“You have a body.” That’s the first principle of feminist business-building according to Jennifer Armbrust, founder of Sister and creator of the Feminist Business School. It might seem a strange way to begin a manifesto about business, but remembering that we’re human beings with needs rather than tirelessly productive automata is a pretty subversive move.
What’s more, when we remember we have bodies, it’s easier to remember that our team members, coworkers, or customers have bodies too. They’re not merely wallets or numbers in a spreadsheet.
Two recent books and one from a few years back have given me new ways to think about bodies in general and my body in particular. These aren’t, in any way, business books. But they are books that illuminate parts of the human experience that are all to often forgotten in the crush of work and entrepreneurship.
Easy Beauty by Chloe Cooper Jones
I’d spent my life waiting for people to reach their place of comfort with my disability so that they’d forget about it and then I could be seen. Of course, I’d succeeded only in erasing a part of myself.
Chloe Cooper Jones, Easy Beauty
Chloe Cooper Jones has a body. It’s a body that others are often uncomfortable with. It’s a body that is often forgotten.
Jones is also a philosopher, and Easy Beauty is her meditation on life in a disabled body. The book does something pretty extraordinary. It allows one to see just how much Jones’s life has in common with one’s own, while simultaneously rendering in stark detail all of the ways that Jones is disabled by the world around her.
Easy Beauty is beautiful writing on challenging subjects.

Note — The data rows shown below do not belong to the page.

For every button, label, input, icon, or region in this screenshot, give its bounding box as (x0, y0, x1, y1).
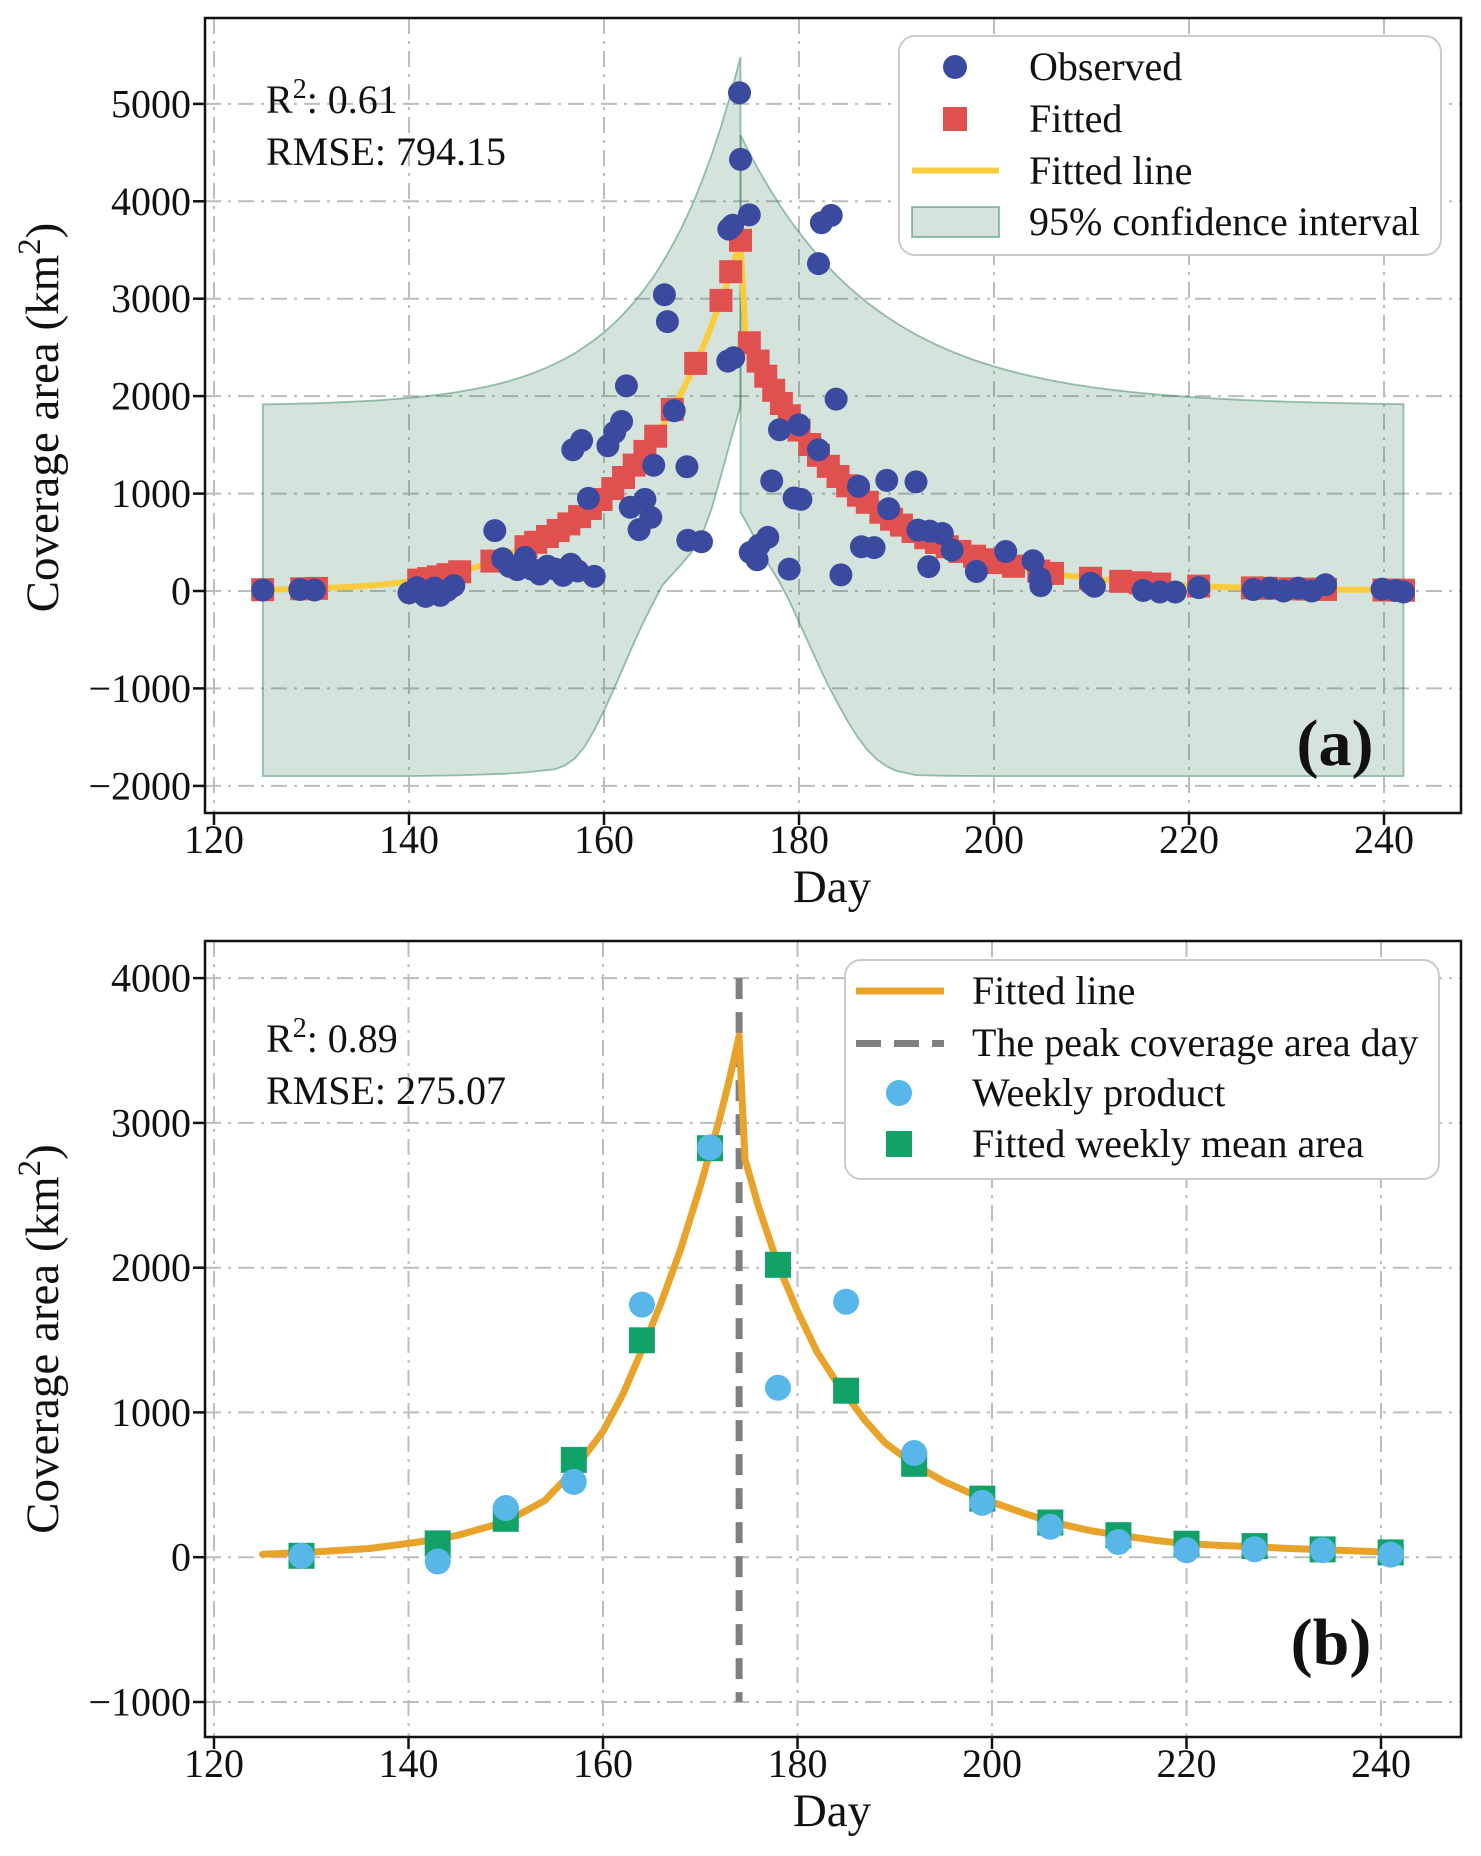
svg-text:180: 180 (769, 817, 829, 862)
svg-text:180: 180 (768, 1741, 828, 1786)
svg-text:0: 0 (171, 569, 191, 614)
svg-text:220: 220 (1159, 817, 1219, 862)
svg-text:Fitted: Fitted (1029, 96, 1122, 141)
svg-text:−1000: −1000 (88, 666, 191, 711)
svg-text:240: 240 (1354, 817, 1414, 862)
svg-text:Fitted line: Fitted line (1029, 148, 1192, 193)
svg-text:4000: 4000 (111, 179, 191, 224)
svg-text:2000: 2000 (111, 374, 191, 419)
svg-text:200: 200 (962, 1741, 1022, 1786)
svg-text:160: 160 (573, 1741, 633, 1786)
svg-text:120: 120 (184, 1741, 244, 1786)
svg-text:140: 140 (379, 817, 439, 862)
svg-text:3000: 3000 (111, 276, 191, 321)
svg-text:1000: 1000 (111, 1390, 191, 1435)
svg-text:220: 220 (1157, 1741, 1217, 1786)
svg-text:4000: 4000 (111, 956, 191, 1001)
svg-text:Coverage area (km2): Coverage area (km2) (12, 223, 69, 613)
svg-text:3000: 3000 (111, 1100, 191, 1145)
svg-text:RMSE: 794.15: RMSE: 794.15 (266, 129, 506, 174)
svg-text:Observed: Observed (1029, 44, 1182, 89)
svg-text:Weekly product: Weekly product (972, 1070, 1225, 1115)
svg-text:(a): (a) (1297, 707, 1374, 780)
svg-text:Coverage area (km2): Coverage area (km2) (12, 1144, 69, 1534)
svg-text:Fitted line: Fitted line (972, 968, 1135, 1013)
svg-text:−2000: −2000 (88, 763, 191, 808)
svg-text:120: 120 (184, 817, 244, 862)
svg-text:RMSE: 275.07: RMSE: 275.07 (266, 1068, 506, 1113)
svg-text:200: 200 (964, 817, 1024, 862)
svg-text:2000: 2000 (111, 1245, 191, 1290)
svg-text:160: 160 (574, 817, 634, 862)
svg-text:95% confidence interval: 95% confidence interval (1029, 199, 1420, 244)
svg-text:(b): (b) (1291, 1606, 1372, 1679)
svg-text:0: 0 (171, 1535, 191, 1580)
svg-text:140: 140 (379, 1741, 439, 1786)
svg-text:240: 240 (1351, 1741, 1411, 1786)
svg-text:5000: 5000 (111, 81, 191, 126)
svg-text:Day: Day (793, 1785, 872, 1837)
svg-text:Day: Day (793, 861, 872, 913)
svg-text:The peak coverage area day: The peak coverage area day (972, 1020, 1418, 1065)
svg-text:R2: 0.89: R2: 0.89 (266, 1013, 398, 1061)
svg-text:1000: 1000 (111, 471, 191, 516)
svg-text:R2: 0.61: R2: 0.61 (266, 74, 398, 122)
svg-text:Fitted weekly mean area: Fitted weekly mean area (972, 1121, 1364, 1166)
svg-text:−1000: −1000 (88, 1680, 191, 1725)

I also recommend these interviews with Jones:
- Tressie McMillan Cottom interviews Jones on for The Ezra Klein Show
- Jones on the Longform podcast
The Invisible Kingdom by Meghan O’Rourke
My experience of being ill led me to see that our bodies may feel autonomous, but we all live in the nexus of radical interconnection.
Meghan O’Rourke, The Invisible Kingdom
Meghan O’Rourke has a body. But it seems to be rebelling against her.
What happens when you feel unwell—exhausted, in pain, nauseated—but no one can figure out what’s wrong with you? Maybe no one even believes you’re sick at all? That’s the life of many people living with chronic illness.
At best, many chronic illnesses lack proven diagnostic tools, effective treatment regimens, or insurance coverage. At worst, chronically ill people are shunned by their doctors, their friends and family, and the medical establishment as a whole. Some are told they’re crazy. Others go bankrupt trying to find an answer.
The Invisible Kingdom: Reimagining Chronic Illness is an exploration of chronic illness that is thoroughly researched and deeply personal. It tracks not only her own quest for answers but the evolving science around mystery diseases.
Plus, it’s a clear look at a world that would prefer to forget some bodies.
Listen to O’Rourke on Fresh Air with Terry Gross.
On Immunity by Eula Biss
…our bodies may belong to us, but we ourselves belong to a greater body composed of many bodies. We are, bodily, both independent and dependent.
Eula Biss, On Immunity
Eula Biss has a body—as does her son. And she wonders how their bodies impact the bodies around them.
On the surface, Eula Biss’s On Immunity: An Inoculation is about how vaccination works—medically and culturally. But its larger question considers interdependence, community, and public space.
Instead of thinking about the body as a discrete unit—one of seven million others on the planet—Biss considers how the ways we treat our bodies impacts others. She examines the history of inoculation, herd immunity, vaccine hesitancy, and what attitudes about vaccination tell us about capitalism.
It’s probably helpful to know that Biss published the book in 2014. So it does avoid the more recent, let’s say, resistance to vaccination.
While the other two books on this list offer first-hand accounts of ways particular bodies are treated by society, On Immunity deals with how society is treated by particular bodies.